- Raid on Elizabethtown: Part of War of 1812
| Date | February 7, 1813 |
| Location | Elizabethtown, Leeds County, Upper Canada |
| Result | American victory |

Belligerents
- United Kingdom: United States

Commanders and leaders
- Unknown: Benjamin Forsyth

Strength
- Unknown: 200 regulars and militia

Casualties and losses
- 1 wounded 16 American prisoners freed 52 British prisoners: 1 wounded

= Raid on Elizabethtown =

The Raid on Elizabethtown occurred on February 7, 1813, when Major Benjamin Forsyth and 200 regulars and militia crossed the frozen St. Lawrence River to occupy Elizabethtown, Upper Canada (present day Brockville, Ontario), seize military and public stores, free American prisoners and capture British military prisoners. This was the second successful raid by Forsyth along the St. Lawrence River, having previously attacked Gananoque. The success of the two raids prompted a response by the British, which culminated in the Battle of Ogdensburg.

==Background==
Following the termination of the armistice between British General George Prevost and American General Henry Dearborn, the Americans, suffering from a lack of supply in northern New York, raided the last British convoy-staging point along the St. Lawrence River at Gananoque between the large British bases of Montreal, Lower Canada and Kingston, Upper Canada. Led by Benjamin Forsyth, the raid was successful and the British did little in retaliation beyond increasing fortifications at Gananoque. The Americans celebrated Forsyth's success and he transferred his command from Sackets Harbor to Ogdensburg. On February 4, 1813, a British detachment from Prescott, Upper Canada crossed the St. Lawrence River on the ice and took a few prisoners at Ogdensburg.

==Raid==
On February 6, Major Benjamin Forsyth of the United States Rifle Regiment, left Ogdensburg at 22:00 hours at the head of about 200 regulars and militia. He moved his troops to Morristown, New York by sleigh, 12 mi up the river and across from Elizabethtown. Under the cover of darkness, Forsyth and his men crossed over to Elizabethtown on the ice at 01:00 hours on February 7, and took the town by surprise. He left a small cannon on the ice to cover his retreat if necessary.
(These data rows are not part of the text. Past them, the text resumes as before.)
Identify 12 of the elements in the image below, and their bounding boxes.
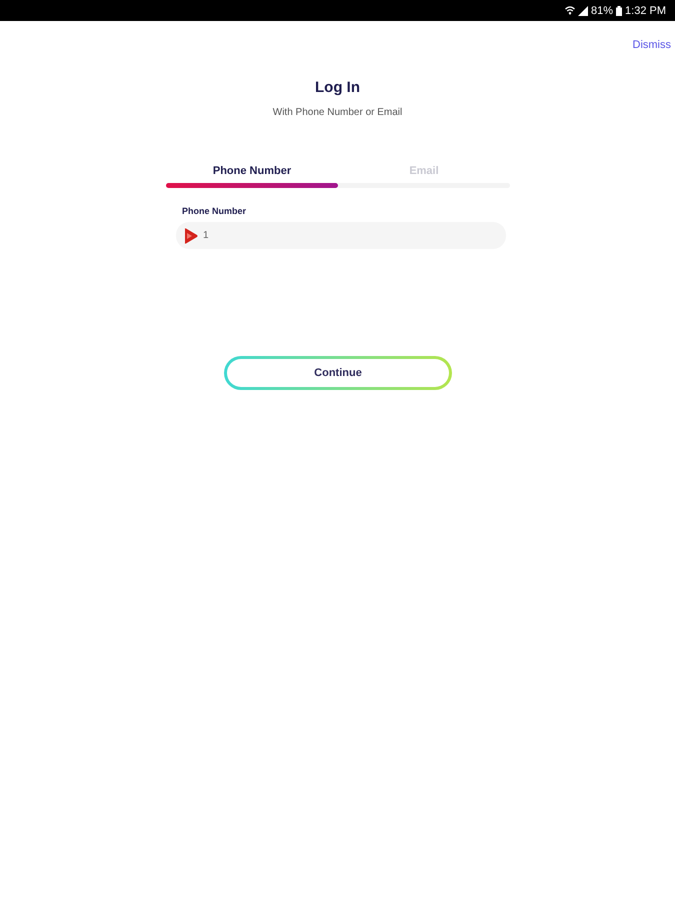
wifi-icon (565, 6, 575, 15)
battery-percentage: 81% (591, 4, 614, 16)
phone-number-field[interactable]: 1 (176, 222, 506, 249)
triangle-icon (184, 228, 198, 244)
signal-icon (578, 6, 588, 16)
field-label: Phone Number (182, 206, 248, 217)
page-title: Log In (315, 79, 360, 97)
clock-time: 1:32 PM (625, 4, 666, 16)
dismiss-link[interactable]: Dismiss (632, 34, 671, 56)
page-subtitle: With Phone Number or Email (272, 107, 402, 119)
login-method-tab[interactable]: Phone Number (166, 164, 338, 188)
battery-icon (616, 6, 622, 16)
As Forsyth moved through Elizabethtown, he set pickets to guard streets and moved to occupy the courthouse square. One American sentry was wounded and one British, but Forsyth met minimal resistance and captured 52 members of the garrison. One, a doctor, was paroled immediately. After capturing the courthouse, Forsyth freed the American prisoners from the jail and took stores, muskets and rifles. Forsyth set fire to the barracks and then began a 28 mi march, returning to Ogdensburg without further action.

==Aftermath==
Following his second successful raid, Forsyth was promoted to brevet lieutenant colonel. His performance convinced the British commanders that Ogdensburg had to be neutralized. Later that month on February 22, a British force led by Lieutenant Colonel George MacDonnell attacked Ogdensburg, driving Forsyth and the American garrison from the town. Forsyth's superior refused to retake the town, forcing Forsyth to relocate back to Sackets Harbor. Forsyth was later transferred to a different combat area altogether in a political move to appease the local population. The British assault on Ogdensburg would mark the end of significant land battles in the region, though gunboats operating from Sackets Harbor attacking convoys would later force the British to station naval forces in the area with their own gunboats.